To re-evaluate the use of Granulocyte-Colony Stimulating Factor (G-CSF) in the treatment of infected diabetic foot ulcers.


Thirty-seven diabetic subjects were randomised to Granulocyte-Colony Stimulating Factor (G-CSF) (n=20) or placebo (n=17). The primary endpoint was resolution of cellulitis, which was evaluated clinically and with an infection summary score. Patients were hospitalised for 10 days and received subcutaneously either 5 microg/kg G-CSF or placebo daily. Ulcers were treated with a standard wound protocol and the patients were instructed to stay in bed. All subjects received antibiotics (clindamycin and ciprofloxacin) intravenously until the inflammation had subsided.
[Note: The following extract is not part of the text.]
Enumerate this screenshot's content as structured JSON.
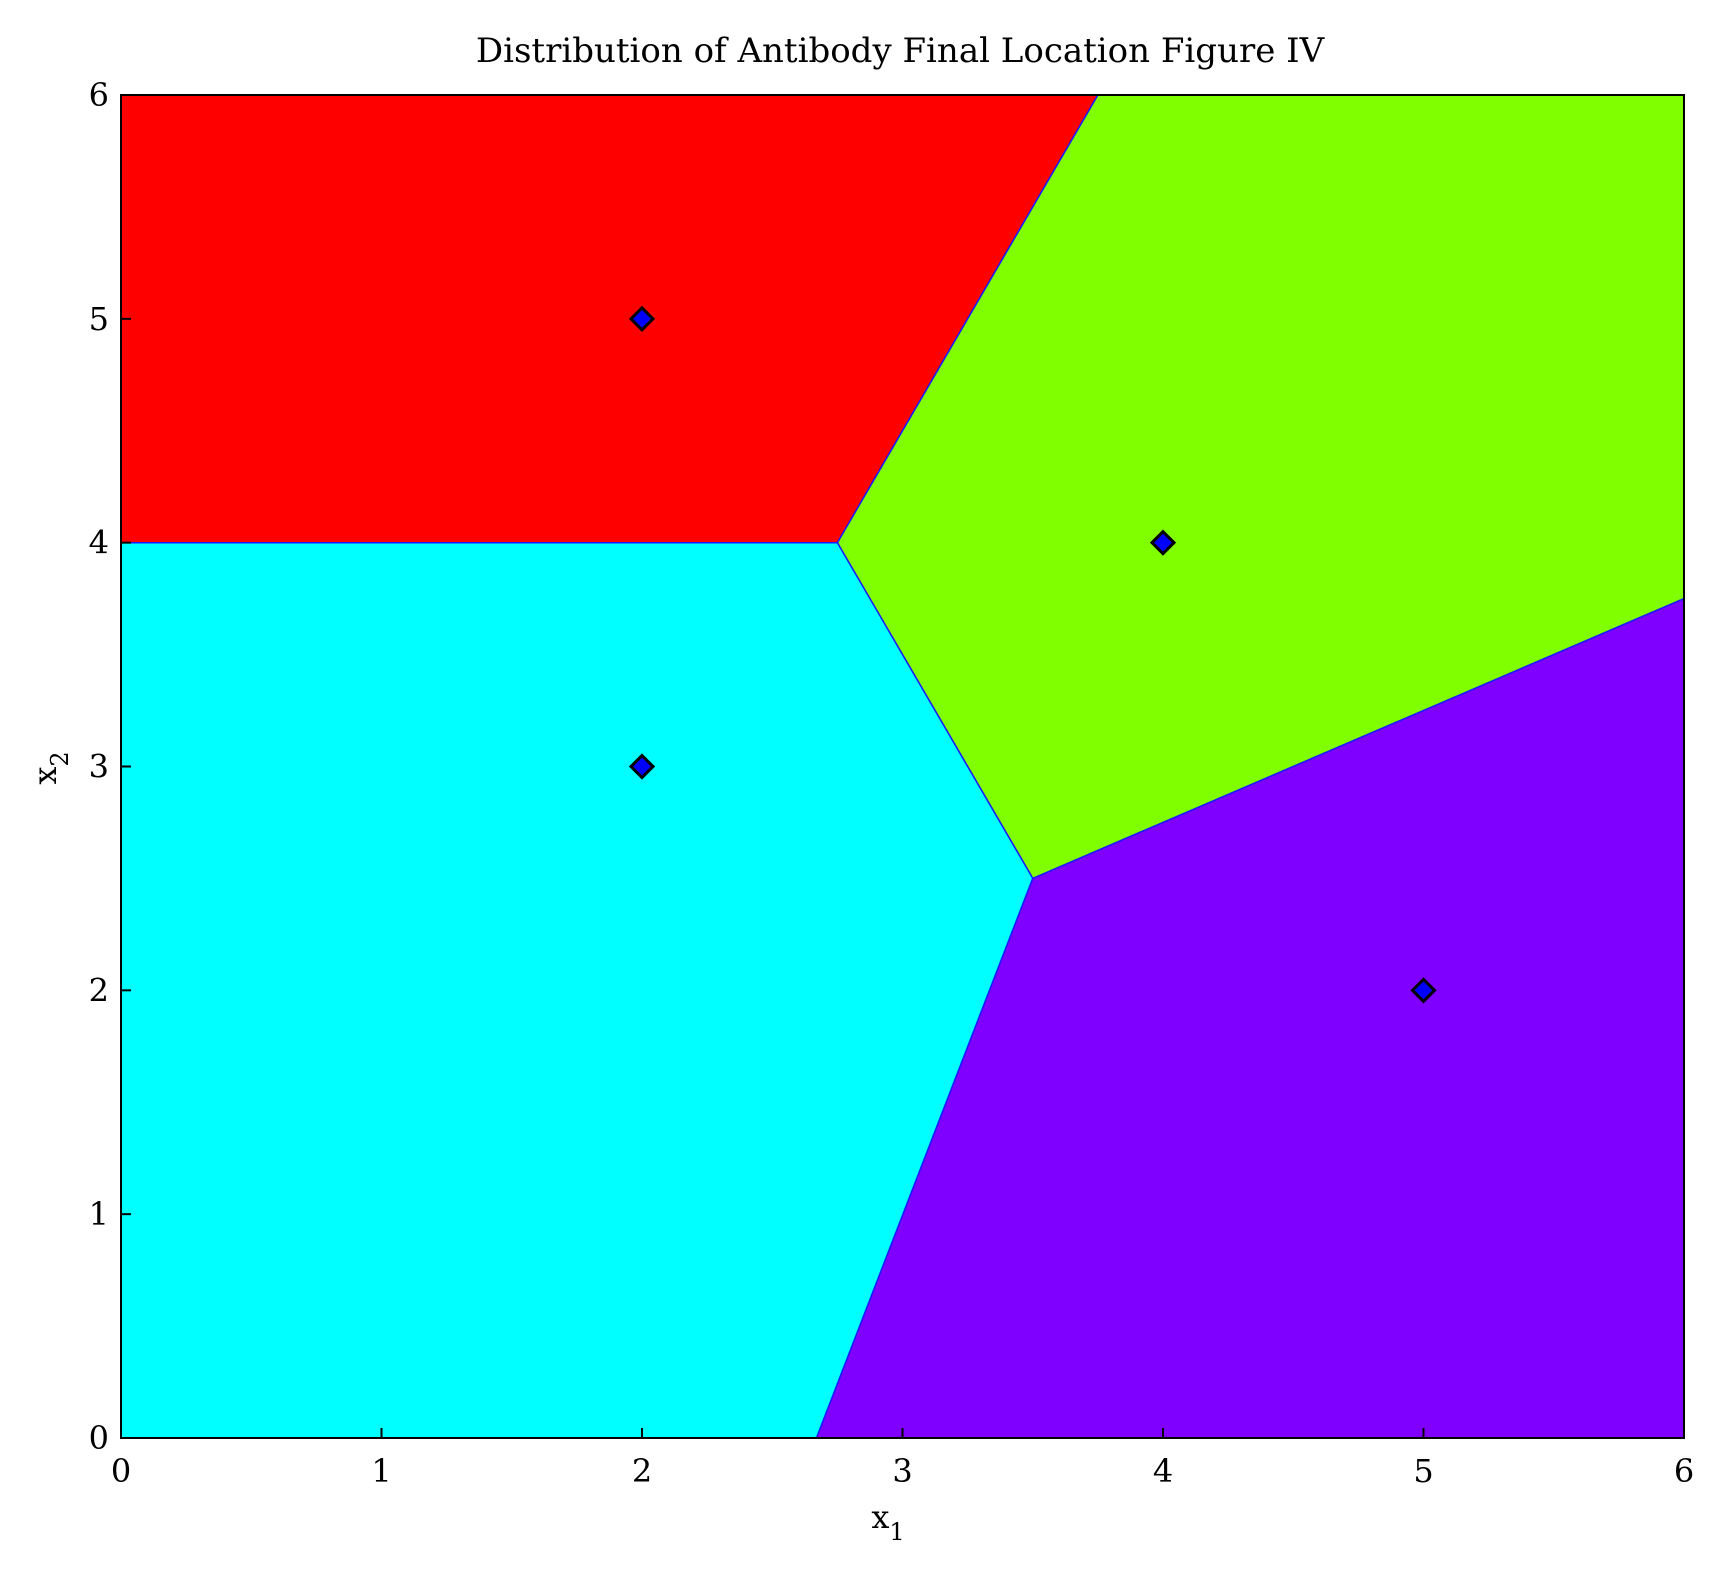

Patients who received G-CSF did not have an earlier resolution of clinically defined cellulitis (p=0.57). The infection summary score declined, but comparably, in both groups (G-CSF: 29.5+/-18.4 to 6.7+/-6.3 p<0.001, placebo: 24.2+/-16.9 to 8.9+/-7.2 p<0.001). The ulcer volume, which was not greater among placebo patients, was reduced by 59% in G-CSF and by 35% in placebo patients.


We conclude that antibiotic and non weight-bearing therapy (bed rest) accelerated the resolution of cellulitis in infected foot ulcers. Additional treatment with G-CSF had no further beneficial effect.